(DEPRECATED) Apache Flink User Mailing List archive.

scaling issue Running Flink on Kubernetes

Classic

List

Threaded

7 messages Options

Eleanore Jin

scaling issue Running Flink on Kubernetes

Hi Experts,

I have my flink application running on Kubernetes, initially with 1 Job Manager, and 2 Task Managers.

Then we have the custom operator that watches for the CRD, when the CRD replicas changed, it will patch the Flink Job Manager deployment parallelism and max parallelism according to the replicas from CRD (parallelism can be configured via env variables for our application). which causes the job manager restart. hence a new Flink job. But the consumer group does not change, so it will continue from the offset where it left.

In addition, operator will also update Task Manager's deployment replicas, and will adjust the pod number.

In case of scale up, the existing task manager pods do not get killed, but new task manager pods will be created.

And we observed a skew in the partition offset consumed. e.g. some partitions have huge lags and other partitions have small lags. (observed from burrow)

This is also validated by the metrics from Flink UI, showing the throughput differs for slotss

Any clue why this is the case?

Thanks a lot!

Eleanore

Xintong Song

Re: scaling issue Running Flink on Kubernetes

Hi Eleanore,

I have a few more questions regarding your issue.

Which Flink version are you using?
Is this skew observed only after a scaling-up? What happens if the parallelism is initially set to the scaled-up value?
Keeping the job running a while after the scale-up, does the skew ease?

I suspect the performance difference might be an outcome of some warming up issues. E.g., the existing TMs might have some file already localized, or some memory buffers already promoted to the JVM tenured area, while the new TMs have not.

Thank you~

Xintong Song

On Wed, Mar 11, 2020 at 9:25 AM Eleanore Jin <[hidden email]> wrote:

Hi Experts,
I have my flink application running on Kubernetes, initially with 1 Job Manager, and 2 Task Managers.

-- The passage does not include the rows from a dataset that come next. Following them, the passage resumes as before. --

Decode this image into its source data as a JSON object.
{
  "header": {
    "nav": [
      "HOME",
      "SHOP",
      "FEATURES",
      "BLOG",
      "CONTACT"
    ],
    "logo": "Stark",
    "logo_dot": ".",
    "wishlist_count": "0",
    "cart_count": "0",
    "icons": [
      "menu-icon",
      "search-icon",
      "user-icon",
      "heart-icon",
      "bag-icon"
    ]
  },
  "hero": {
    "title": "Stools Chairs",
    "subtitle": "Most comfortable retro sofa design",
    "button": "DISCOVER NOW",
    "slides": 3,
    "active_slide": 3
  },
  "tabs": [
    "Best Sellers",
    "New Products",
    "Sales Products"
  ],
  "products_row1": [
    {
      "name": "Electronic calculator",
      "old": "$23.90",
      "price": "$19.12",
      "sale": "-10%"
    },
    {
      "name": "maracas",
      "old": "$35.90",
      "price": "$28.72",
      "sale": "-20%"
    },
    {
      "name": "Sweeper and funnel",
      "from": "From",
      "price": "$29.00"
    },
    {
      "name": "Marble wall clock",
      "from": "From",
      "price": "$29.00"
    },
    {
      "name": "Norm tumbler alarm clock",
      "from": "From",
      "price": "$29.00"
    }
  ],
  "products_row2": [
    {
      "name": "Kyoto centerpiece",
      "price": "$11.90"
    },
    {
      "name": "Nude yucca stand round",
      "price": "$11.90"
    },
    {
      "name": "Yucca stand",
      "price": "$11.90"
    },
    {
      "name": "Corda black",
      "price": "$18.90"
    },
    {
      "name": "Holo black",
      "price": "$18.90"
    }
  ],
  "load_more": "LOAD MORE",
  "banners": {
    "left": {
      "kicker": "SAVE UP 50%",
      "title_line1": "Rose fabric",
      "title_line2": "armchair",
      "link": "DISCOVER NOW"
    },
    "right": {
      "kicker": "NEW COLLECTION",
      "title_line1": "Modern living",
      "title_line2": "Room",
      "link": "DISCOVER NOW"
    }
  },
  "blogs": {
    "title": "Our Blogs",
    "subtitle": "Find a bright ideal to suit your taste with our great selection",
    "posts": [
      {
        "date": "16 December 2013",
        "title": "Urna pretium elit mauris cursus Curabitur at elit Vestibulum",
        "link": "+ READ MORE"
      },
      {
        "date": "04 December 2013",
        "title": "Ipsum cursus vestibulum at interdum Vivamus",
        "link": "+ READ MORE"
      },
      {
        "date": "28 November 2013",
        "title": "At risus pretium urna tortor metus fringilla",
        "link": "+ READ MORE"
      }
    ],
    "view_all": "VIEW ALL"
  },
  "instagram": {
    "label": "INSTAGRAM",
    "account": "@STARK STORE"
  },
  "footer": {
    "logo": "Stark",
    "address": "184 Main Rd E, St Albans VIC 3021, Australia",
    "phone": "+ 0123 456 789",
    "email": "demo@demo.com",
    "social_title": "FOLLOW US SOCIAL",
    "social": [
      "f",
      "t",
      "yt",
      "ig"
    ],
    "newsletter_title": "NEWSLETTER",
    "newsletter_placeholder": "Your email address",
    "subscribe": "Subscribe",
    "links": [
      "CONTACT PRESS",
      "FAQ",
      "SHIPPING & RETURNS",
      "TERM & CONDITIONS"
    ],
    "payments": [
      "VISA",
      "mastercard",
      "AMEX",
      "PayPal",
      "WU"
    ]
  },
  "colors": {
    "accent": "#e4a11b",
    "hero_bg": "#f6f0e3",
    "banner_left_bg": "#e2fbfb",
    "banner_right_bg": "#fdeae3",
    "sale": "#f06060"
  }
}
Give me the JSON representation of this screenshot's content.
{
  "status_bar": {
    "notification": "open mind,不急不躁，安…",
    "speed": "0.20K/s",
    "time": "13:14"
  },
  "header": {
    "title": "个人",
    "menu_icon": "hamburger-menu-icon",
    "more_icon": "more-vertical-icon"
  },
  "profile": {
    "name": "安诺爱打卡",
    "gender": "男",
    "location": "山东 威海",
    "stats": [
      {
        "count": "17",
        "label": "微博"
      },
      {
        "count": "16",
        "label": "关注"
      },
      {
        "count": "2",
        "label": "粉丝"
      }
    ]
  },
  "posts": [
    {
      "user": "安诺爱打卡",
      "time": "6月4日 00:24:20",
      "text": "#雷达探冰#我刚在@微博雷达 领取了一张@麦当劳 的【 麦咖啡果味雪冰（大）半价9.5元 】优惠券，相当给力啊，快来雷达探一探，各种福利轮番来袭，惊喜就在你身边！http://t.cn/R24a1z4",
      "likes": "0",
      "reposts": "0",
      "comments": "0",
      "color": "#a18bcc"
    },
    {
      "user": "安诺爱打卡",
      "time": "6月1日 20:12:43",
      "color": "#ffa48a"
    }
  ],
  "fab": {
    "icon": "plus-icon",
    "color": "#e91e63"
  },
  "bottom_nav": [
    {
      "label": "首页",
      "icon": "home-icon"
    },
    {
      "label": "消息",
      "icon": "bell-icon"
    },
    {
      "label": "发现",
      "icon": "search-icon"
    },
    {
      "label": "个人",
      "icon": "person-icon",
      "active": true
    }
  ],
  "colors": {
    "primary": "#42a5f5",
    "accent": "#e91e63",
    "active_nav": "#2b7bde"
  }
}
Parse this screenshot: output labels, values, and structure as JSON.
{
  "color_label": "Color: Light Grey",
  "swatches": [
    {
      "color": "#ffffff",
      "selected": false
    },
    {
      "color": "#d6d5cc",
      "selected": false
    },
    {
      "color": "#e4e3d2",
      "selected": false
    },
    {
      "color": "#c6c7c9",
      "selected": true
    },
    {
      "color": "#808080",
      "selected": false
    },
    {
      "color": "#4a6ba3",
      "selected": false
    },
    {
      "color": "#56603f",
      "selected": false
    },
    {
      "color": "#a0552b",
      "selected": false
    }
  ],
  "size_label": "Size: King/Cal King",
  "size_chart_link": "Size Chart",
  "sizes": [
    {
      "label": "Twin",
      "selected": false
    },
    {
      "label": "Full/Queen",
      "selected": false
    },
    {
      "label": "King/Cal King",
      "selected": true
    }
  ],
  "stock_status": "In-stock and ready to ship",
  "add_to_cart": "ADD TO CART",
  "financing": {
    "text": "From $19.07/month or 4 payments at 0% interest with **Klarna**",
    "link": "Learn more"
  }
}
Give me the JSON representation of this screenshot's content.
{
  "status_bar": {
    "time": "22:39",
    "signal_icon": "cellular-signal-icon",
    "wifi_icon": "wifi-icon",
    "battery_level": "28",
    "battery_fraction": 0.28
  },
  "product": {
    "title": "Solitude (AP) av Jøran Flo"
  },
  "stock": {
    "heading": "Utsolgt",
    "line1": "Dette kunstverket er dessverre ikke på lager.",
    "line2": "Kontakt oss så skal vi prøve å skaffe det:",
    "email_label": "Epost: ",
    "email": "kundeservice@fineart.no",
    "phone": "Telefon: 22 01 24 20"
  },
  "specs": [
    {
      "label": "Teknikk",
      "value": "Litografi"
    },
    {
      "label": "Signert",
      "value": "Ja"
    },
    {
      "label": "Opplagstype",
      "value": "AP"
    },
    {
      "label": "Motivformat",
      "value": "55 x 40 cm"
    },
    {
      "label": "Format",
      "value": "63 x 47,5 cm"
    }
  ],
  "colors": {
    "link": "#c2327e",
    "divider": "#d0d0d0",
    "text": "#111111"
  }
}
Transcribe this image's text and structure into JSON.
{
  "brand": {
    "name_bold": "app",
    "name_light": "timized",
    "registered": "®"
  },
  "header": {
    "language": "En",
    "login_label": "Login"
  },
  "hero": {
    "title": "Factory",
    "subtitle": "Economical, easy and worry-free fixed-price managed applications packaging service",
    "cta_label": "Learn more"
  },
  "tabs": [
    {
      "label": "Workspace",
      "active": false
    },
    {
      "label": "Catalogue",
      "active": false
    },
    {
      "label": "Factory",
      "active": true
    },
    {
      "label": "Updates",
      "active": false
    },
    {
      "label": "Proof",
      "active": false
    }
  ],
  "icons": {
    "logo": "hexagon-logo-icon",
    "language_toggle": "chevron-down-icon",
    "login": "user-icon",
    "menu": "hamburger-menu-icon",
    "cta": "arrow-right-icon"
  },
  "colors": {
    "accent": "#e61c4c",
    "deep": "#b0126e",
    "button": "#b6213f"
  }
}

Then we have the custom operator that watches for the CRD, when the CRD replicas changed, it will patch the Flink Job Manager deployment parallelism and max parallelism according to the replicas from CRD (parallelism can be configured via env variables for our application). which causes the job manager restart. hence a new Flink job. But the consumer group does not change, so it will continue from the offset where it left.

In addition, operator will also update Task Manager's deployment replicas, and will adjust the pod number.

In case of scale up, the existing task manager pods do not get killed, but new task manager pods will be created.

And we observed a skew in the partition offset consumed. e.g. some partitions have huge lags and other partitions have small lags. (observed from burrow)

This is also validated by the metrics from Flink UI, showing the throughput differs for slotss

Any clue why this is the case?

Thanks a lot!
Eleanore

Eleanore Jin

Re: scaling issue Running Flink on Kubernetes

_Hi Xintong,

Thanks for the prompt reply! To answer your question:

Which Flink version are you using?

v1.8.2

Is this skew observed only after a scaling-up? What happens if the parallelism is initially set to the scaled-up value?

I also tried this, it seems skew also happens even I do not change the parallelism, so it may not caused by scale-up/down

Keeping the job running a while after the scale-up, does the skew ease?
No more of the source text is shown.